Friday, December 18, 2015

Prepare to be bowled over


Like clockwork, voices are raised that college football players at the highest level deserve more compensation beyond the traditional scholarship. This year, the NCAA decreed that players be given a stipend of $1,500 to $6,000 a player, determined by the cost to attend their particular school. (Click here to read more about how stipends are calculated).

Football programs are fund-raising tools for high-profile programs, which are always hitting up alumni. (Ever notice no matter how many times you change addresses, the alumni office is a step ahead?) Some schools choose to subsidize football with money from regular students or their friendly state legislature. Some are cannon fodder, riding the coattails of big-time schools in a conference.

Now it’s bowl season. With the addition of the Cure Bowl in Orlando and the Arizona Bowl in Tucson, there are 40 games. That doesn’t include the national championship game in Phoenix Jan. 11.

There’s a bowl game in the Bahamas. And at Yankee Stadium, where a football field barely fits and the sightlines are awful. Chase Field, home of the Arizona Diamondbacks, is hosting the Motel 6 Cactus Bowl. (Presumably the players and coaches won’t stay in a Motel 6, where leaving the light on for you also seems to also attract vermin.)
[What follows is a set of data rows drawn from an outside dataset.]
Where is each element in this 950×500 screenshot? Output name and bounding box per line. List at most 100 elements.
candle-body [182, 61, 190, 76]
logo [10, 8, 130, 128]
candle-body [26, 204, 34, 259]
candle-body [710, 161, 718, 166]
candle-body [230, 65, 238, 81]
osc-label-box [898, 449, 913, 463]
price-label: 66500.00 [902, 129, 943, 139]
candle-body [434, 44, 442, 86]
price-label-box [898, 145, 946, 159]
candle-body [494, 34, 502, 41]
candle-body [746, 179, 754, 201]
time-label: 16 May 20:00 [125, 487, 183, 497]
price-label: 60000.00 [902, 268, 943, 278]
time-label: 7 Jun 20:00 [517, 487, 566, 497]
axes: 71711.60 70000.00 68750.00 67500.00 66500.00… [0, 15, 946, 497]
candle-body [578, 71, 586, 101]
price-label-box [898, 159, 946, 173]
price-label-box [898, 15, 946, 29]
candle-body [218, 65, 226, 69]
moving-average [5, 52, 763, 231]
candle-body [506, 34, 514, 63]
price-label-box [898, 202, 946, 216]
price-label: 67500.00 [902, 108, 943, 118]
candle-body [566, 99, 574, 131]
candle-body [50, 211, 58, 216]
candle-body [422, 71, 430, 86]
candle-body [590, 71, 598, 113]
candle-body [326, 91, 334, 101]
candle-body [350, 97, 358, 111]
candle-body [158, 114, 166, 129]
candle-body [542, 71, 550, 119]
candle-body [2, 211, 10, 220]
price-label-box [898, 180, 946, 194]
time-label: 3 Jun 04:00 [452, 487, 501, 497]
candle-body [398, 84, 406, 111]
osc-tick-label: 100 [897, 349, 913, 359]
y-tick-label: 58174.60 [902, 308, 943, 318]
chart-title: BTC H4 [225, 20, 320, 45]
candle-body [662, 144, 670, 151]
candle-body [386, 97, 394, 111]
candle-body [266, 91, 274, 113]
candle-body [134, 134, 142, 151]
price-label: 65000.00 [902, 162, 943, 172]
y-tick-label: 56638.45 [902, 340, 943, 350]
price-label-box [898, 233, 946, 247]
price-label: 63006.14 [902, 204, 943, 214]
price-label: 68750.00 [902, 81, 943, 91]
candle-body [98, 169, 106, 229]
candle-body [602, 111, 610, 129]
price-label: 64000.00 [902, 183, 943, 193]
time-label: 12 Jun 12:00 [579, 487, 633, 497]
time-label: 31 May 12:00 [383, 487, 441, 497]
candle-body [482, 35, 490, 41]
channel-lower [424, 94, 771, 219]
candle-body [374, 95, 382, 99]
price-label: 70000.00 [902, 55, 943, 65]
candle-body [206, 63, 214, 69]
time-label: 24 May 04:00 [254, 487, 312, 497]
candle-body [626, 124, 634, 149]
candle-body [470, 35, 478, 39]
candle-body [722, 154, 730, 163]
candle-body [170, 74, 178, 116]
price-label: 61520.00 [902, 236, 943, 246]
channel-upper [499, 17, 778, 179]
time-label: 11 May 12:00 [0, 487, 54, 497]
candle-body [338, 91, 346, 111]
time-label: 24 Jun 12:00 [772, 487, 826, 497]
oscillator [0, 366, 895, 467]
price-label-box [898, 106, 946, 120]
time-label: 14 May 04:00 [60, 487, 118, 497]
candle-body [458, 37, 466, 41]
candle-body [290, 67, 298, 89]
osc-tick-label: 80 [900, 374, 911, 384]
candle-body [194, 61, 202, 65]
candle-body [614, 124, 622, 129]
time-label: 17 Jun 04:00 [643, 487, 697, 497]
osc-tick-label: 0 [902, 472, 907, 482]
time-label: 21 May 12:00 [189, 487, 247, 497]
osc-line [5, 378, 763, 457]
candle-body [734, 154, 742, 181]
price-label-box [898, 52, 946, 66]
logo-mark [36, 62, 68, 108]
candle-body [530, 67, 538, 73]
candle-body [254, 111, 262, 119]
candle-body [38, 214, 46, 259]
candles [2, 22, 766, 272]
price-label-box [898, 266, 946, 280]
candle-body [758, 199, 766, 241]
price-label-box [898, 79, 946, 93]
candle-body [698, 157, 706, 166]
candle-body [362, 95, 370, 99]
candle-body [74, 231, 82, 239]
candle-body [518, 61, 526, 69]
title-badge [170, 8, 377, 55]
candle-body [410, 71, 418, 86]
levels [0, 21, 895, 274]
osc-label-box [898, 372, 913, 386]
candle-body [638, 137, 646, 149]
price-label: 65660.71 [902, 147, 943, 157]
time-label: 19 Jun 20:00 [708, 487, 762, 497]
This year’s major bowls are the Orange and Cotton, which host national semifinal games. Last year the Rose and Sugar bowls had the semifinals. Next year, the Peach and Fiesta get their turn.

Then the rotation begins anew, maybe. I venture that after next season, if not before, the NCAA will decide that an eight-team playoff is in order. That will work out neatly for the six bowls that run everything. They’ll each get either a quarterfinal or semifinal game.


Perhaps some of the 34 bowls that don’t matter will take the hint.